(Bloomberg) -- Guillermo Lasso, the former banker who pulled off an upset victory this year to become Ecuador’s president, has some bad news for his wealthy friends back home: You’re going to pay the bill for the pandemic.

As Lasso prepares to present an economic reform package to congress on Friday that includes an overhaul of tax rates, capital market rules and labor regulations, he’s confident that his sky-high approval rating of 75% will suffer little. That’s because he only plans to increase levies on people making more than $25,000 a year -- or about 3.5% of the working population -- while pushing for measures to create jobs. 
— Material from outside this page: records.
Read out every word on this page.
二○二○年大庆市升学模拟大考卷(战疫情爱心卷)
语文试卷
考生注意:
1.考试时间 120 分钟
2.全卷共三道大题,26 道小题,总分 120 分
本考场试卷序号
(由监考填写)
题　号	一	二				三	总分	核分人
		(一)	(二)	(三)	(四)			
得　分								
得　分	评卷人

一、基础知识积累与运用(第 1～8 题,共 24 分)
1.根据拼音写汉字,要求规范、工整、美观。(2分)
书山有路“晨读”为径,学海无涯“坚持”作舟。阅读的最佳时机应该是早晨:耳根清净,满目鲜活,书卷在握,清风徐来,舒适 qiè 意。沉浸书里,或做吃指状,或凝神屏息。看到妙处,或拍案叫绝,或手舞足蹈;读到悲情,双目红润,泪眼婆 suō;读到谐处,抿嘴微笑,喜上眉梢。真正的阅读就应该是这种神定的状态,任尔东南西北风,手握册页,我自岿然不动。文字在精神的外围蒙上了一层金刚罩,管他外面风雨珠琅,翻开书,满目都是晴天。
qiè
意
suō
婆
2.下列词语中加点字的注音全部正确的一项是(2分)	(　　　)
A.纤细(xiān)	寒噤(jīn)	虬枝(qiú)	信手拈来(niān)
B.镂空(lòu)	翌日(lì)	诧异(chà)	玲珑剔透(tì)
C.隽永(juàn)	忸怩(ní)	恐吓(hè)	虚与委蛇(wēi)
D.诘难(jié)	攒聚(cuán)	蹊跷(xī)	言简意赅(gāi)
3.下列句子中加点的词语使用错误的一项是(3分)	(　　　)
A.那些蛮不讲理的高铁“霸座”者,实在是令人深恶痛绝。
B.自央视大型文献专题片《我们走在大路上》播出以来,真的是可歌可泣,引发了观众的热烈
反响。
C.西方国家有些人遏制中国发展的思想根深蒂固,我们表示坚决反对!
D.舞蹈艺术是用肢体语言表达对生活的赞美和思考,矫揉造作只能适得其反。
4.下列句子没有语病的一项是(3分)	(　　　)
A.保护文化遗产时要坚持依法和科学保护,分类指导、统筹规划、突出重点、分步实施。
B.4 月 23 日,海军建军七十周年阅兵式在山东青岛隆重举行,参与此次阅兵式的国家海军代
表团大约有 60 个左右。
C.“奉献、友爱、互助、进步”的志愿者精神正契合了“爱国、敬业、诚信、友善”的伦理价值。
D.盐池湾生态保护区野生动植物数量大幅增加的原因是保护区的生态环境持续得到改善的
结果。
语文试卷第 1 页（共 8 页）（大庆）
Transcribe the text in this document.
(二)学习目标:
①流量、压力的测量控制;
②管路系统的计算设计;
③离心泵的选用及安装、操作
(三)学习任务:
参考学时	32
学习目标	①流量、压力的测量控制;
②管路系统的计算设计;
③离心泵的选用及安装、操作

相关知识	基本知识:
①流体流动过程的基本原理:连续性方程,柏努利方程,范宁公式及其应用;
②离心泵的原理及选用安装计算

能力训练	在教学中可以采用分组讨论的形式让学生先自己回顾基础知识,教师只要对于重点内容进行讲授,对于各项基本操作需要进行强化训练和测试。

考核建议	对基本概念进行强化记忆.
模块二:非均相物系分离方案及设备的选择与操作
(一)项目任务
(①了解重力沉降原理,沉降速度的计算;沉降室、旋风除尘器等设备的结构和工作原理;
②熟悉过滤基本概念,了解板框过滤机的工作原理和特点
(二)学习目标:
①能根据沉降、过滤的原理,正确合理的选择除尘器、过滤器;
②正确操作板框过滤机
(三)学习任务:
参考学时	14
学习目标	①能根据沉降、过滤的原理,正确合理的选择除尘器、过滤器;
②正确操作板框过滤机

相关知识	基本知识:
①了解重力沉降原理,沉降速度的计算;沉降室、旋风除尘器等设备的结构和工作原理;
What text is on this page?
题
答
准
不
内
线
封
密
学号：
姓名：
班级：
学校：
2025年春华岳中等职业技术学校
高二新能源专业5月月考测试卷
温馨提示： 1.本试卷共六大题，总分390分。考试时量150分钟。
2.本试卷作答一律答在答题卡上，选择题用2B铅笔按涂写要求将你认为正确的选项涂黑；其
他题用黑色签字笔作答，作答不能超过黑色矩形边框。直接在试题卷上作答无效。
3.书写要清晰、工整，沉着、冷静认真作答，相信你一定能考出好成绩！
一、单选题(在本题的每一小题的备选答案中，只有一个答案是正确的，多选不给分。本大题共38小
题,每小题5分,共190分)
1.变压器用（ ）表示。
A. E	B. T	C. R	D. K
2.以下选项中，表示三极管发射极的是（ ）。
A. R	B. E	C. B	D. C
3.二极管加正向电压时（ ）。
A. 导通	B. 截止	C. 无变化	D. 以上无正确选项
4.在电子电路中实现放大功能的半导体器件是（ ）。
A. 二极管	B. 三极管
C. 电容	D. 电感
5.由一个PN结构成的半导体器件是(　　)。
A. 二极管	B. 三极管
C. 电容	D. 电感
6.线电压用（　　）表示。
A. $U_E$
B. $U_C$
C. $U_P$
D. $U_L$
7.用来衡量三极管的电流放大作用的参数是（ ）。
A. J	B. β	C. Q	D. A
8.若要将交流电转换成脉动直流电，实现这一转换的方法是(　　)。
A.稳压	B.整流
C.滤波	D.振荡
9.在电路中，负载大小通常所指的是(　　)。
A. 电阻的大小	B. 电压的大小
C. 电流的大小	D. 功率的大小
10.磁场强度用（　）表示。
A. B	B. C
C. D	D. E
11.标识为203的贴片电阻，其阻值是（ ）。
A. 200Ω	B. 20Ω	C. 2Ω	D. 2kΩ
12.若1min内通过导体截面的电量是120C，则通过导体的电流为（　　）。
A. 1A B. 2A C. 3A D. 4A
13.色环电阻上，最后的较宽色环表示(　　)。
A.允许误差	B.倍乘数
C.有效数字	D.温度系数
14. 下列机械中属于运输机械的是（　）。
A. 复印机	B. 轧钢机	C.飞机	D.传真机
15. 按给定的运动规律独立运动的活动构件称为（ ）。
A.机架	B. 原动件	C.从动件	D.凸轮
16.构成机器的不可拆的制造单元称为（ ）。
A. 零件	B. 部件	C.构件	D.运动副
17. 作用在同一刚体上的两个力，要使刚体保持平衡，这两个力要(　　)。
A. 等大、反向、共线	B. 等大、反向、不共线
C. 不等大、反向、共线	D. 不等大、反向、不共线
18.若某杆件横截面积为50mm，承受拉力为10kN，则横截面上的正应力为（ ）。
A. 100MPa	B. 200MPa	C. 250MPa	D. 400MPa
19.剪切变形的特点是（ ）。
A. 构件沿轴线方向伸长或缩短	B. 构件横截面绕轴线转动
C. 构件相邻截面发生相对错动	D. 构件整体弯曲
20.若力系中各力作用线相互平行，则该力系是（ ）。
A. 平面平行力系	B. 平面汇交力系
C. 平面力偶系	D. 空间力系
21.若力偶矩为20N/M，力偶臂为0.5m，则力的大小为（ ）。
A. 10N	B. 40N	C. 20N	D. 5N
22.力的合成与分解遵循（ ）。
“Those of us who have more will have to pay more,” Lasso, 65, said in an interview Wednesday at Bloomberg’s headquarters in New York a day after his giving first speech at the United Nations General Assembly. “This reform won’t touch the pockets of the majority.”

After squeaking through a tough runoff against a leftist rival, Lasso’s approval rating soared when he manged to quickly roll out an aggressive vaccination campaign that pushed the country’s vaccination rates above those of the U.S. and most regional peers. With nearly 21 million shots deployed at a cost of $900 million, the Andean country has now fully vaccinated 57% of its 17.5 million people.

While a $25,000 annual salary doesn’t go far in a lot of countries, it’s a lot of money in Ecuador, a country whose economic development has been stunted by one sovereign debt crisis after another. The government has defaulted 11 times in its history, including in September 2020, and 30% of the population lives in poverty.

Lasso is adamant that he’ll set the country on a course that allows it to prevent a 12th default -- hoping, that is, that some “nut won’t arrive who then again changes everything.” He pledged to seek market solutions for the country’s financial problems and said he’ll keep commitments to bondholders and the International Monetary Fund. 

So far, creditors are giving him the benefit of the doubt. Ecuador’s dollar bonds have returned about 25% in 2021 for the best in emerging markets, while the IMF’s board is set to approve a $1.5 billion disbursement of funds as part of a revised agreement with the country.

To keep investors and lenders happy of course, Lasso will have to rein in spending, boost revenues and create jobs to produce more goods at home, export more to the world and lure capital into energy and mining. The country created 195,000 new jobs year-on-year in August, he said. 

“That proves the vaccination plan is working, the gradual normalcy we’re achieving, the economy is reactivating,” he said.

The budget deficit, expected to be 4% of gross domestic product this year, should narrow to about 2.5% in 2022 with a target of delivering a surplus at the end of the four-year term. Growth, he says, should top 5% annually, accelerating from this year’s current estimate of 3%. 

Lasso, in his first elected job, even talked about a potential eight year window were he to be re-elected. Time needed to push through his reforms to lay the groundwork for an Ecuador that won’t easily slide back into the serial defaulter it’s known as among debt investors.

To do so, he’s hoping for some help from a divided congress where he has no majority and hardly a cohesive coalition. If congress rejects his reform package, Lasso said he’ll take the proposal directly to voters through a national referendum that would include a political reform.

Just as ideology didn’t stand in the way when it came to buying vaccines from around the world, Ecuador will seek free trade agreements with anyone willing to negotiate, he said.

An FTA with the U.S. is a priority, as is a deal with China as early as March he said. A technical team has already nearly finished discussions with Mexico on an agreement and Ecuador could enter the so-called Pacific Alliance (Chile, Colombia, Peru and Mexico) as early as the first quarter of 2022 if all goes well.

Ecuador faces the tough balancing act experienced by many developing countries at the moment. How to properly feed, educate and provide healthcare for children and the most vulnerable while also taking care of the environment when considering potential revenue generated by extractive industries like oil drilling and mining. 

What keeps him up at night?

“Lack of jobs, poverty, chronic malnutrition of children,” Lasso said. “Problems with the quality of education, health and this dilemma between exploiting natural resources and the conservation of the environment.”